When a non-bedwetting child sleeps and pressure builds up in the bladder, a signal is sent to the brain to keep the bladder sphincter muscle closed until they can wake up and walk to the bathroom.  In bedwetting children, this signal is not recognized by their subconscious reflex system.  Instead of waking to go to the bathroom, your son relaxes the sphincter muscle that keeps his bladder closed and wets during his sleep.

A bedwetting alarm senses wetness and sounds an alert.

Both you and your son will know when he’s wetting.  This is the first step to changing his behavior.

He will probably sleep through the loud sound because his brain doesn’t know that it is important.  This is similar to the kids who sleep through the loud sound of a smoke detector, and ultimately respond more quickly to their own parent’s voices.  In the beginning, you should respond to the sound and tell your son what to do next.  He may have completely soaked by this time but that is NORMAL in the beginning.  Every child starts like this.

Over time, a subconscious conditioned response begins to develop. 

The feeling that comes with a full bladder and the alarm sounding at the same time begins to help your son make that important brain-bladder connection.  You will begin to see him stop the flow of urine and have a smaller wet spot on the bed.  He will begin to have urine left to go in the toilet.  This may happen when it appears that he is still sound asleep and you are waking him up. 

Smaller wet spots are PROGRESS, even if he isn’t jumping out of bed on his own.  The alarm does sound after he is already wet, but this is how his body learns to make this association.

Choosing a comfortable and reliable alarm is important

There are cheap, unreliable bedwetting alarms that make frightening noises on Amazon.  Cooperation is key so it’s worth the extra money to get a product that is comfortable, reliable and something your child is very willing to use.  The Rodger wireless alarm, which has the sensor threads sewn right into the underwear, is a good choice.  The wireless, sound-making receiver has 8 sounds to choose from and it is plugged in across the room, requiring your son to get out of bed and turn it off.  You can even get a second receiver for your room so you can be sure to hear it. 

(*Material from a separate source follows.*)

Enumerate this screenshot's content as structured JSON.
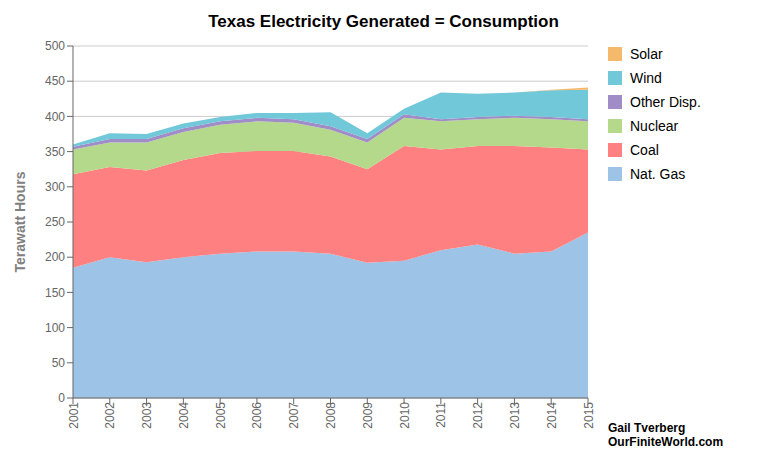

The soft cotton boxer style underwear is so comfortable and easy to wear that you should hear no arguments when it’s time to get ready for bed.  It’s also easy to change into the clean pair after he wets in the night.  No long wires to clumsily reattach to underwear when it's dark and he’s still half asleep, as he would have to do with some of the cheap alarms.  With the Rodger wireless alarm, he simply pulls on the clean pair of underwear and goes back to sleep.

How to judge progress.

Less frequent wetting, getting up more easily and having urine left to pee in the toilet are all signs he is on the right tract.  Then you’ll begin to see a few dry nights, followed by strings of dry nights.

Success takes time. 

On average, it takes 10-12 weeks to go from wetting every night to being dry for two weeks in a row.  The first two weeks are the hardest and it gets easier from there.  He should use the alarm until he is dry every night for two consecutive weeks.  Patience and persistence pay off, though, and he’ll soon be looking forward to dry nights and sleepovers with friends.